A researcher has discovered a way to potentially hack the iPhone 5c for a fraction of the price which the FBI paid for the hack of the iPhone of Rizwan Syed Farook, the San Bernadino shooter.
The FBI vs Apple case is now well-rested, it has been over six months since the FBI got in touch with Apple, requesting help accessing the data on Farook's iPhone.
When the case reached courtrooms, people debated the morality of the situation, and Tim Cook, Apple's CEO, made a statement declaring that such a move would declare dangerous precedent for spying on US citizens.
The crux of the argument was that the FBI originally claimed that it was impossible to gain access to the iPhone data using NAND mirroring and because of this it needed Apple's help.
An Israeli company was consequently awarded USD $1.3 million (GBP £995,871) after it was able to unlock the iPhone.
A researcher has now proven that it is possible to hack an iPhone 5c device with the mirroring technique, and can even be done using US $100 hardware.
Sergei Skorobogatov, a security researcher at Cambridge University, claims that it is possible to get through the iPhone 5c's PIN code security measure using NAND mirroring.

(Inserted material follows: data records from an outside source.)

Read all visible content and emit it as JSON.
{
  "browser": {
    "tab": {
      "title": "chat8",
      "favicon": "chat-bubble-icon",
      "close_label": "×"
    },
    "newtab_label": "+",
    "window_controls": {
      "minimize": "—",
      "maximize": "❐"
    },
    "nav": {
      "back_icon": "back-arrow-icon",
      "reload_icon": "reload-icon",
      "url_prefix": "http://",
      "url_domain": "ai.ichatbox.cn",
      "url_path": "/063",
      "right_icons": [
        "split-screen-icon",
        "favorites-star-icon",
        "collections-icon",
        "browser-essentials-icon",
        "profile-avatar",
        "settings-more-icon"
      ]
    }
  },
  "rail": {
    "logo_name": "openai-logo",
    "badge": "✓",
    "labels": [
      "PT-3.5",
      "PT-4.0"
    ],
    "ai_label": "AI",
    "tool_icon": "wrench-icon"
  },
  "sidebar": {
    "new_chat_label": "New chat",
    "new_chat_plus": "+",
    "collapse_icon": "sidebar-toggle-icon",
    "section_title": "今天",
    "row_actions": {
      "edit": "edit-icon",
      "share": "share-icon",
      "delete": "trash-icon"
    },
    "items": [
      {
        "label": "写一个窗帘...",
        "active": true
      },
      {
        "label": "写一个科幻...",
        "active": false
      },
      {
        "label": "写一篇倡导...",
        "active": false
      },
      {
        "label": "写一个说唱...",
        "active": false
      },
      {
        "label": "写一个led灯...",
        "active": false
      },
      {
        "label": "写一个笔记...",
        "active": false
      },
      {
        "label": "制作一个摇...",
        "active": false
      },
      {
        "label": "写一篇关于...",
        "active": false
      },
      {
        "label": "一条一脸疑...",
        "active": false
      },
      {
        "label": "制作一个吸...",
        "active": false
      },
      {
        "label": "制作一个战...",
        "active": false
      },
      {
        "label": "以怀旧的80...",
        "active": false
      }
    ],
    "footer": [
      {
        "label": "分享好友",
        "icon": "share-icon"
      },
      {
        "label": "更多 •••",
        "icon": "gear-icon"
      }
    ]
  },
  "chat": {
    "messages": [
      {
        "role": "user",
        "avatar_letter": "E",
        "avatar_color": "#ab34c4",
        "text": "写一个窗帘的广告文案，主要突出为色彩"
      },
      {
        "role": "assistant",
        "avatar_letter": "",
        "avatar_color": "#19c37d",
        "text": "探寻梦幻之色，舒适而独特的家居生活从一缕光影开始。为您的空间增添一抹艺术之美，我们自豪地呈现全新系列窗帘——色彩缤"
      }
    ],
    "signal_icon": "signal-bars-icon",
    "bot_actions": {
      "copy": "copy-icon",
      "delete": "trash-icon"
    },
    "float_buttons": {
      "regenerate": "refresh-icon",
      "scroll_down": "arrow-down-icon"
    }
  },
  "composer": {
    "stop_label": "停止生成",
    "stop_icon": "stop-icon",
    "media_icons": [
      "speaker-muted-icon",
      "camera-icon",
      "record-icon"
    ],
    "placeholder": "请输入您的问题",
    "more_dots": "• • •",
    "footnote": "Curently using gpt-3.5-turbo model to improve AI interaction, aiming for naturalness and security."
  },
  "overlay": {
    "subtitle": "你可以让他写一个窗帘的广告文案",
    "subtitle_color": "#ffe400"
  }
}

The video below shows the researcher removing the NAND memory chip from the circuit board of an iPhone 5c and re-writing the data repeatedly.
This allows him to track the number of times incorrect PIN codes have been entered on the phone's lock-screen.
It is a well-known security feature of the iPhone, where it locks down after 10 incorrect PIN code attempts. However, Skorobogatov showed that using his device, this process could be repeated multiple times during a 24 hour period.
The researcher has released a paper on the topic which claims that this is the first time that anyone has publicly demonstrated the, “real hardware mirroring process for iPhone 5c.”
He further noted that “any attacker with sufficient technical skills could repeat the experiments.”
Skorobogatov claims: “This paper is a short summary of a real world mirroring attack on the Apple iPhone 5c passcode retry counter under iOS 9. This was achieved by desoldering the NAND Flash chip of a sample phone in order to physically access its connection to the SoC and partially reverse engineering its proprietary bus protocol.
He continued: “The process does not require any expensive and sophisticated equipment. All needed parts are low cost and were obtained from local electronics distributors. By using the described and successful hardware mirroring process it was possible to bypass the limit on passcode retry attempts.”
In the paper Skorobogatov also detailed how this technique can be automated and streamlined through a USB keyboard to enter PIN codes from a pre-programmed script.
He believes that this can be developed into a “fully automatic setup and used as a tool for brute-forcing passcodes in real devices.”
SCMagazineUK.com contacted Apple to ask if it is possible to carry out a similar attack on newer iPhone models such as the iPhone 7, but it did not respond in time for publication.
Concluding, Skorobogatov said: “This really shows the FBI was lacking in its research and due diligence. Setting the precedent was more important than doing the research.”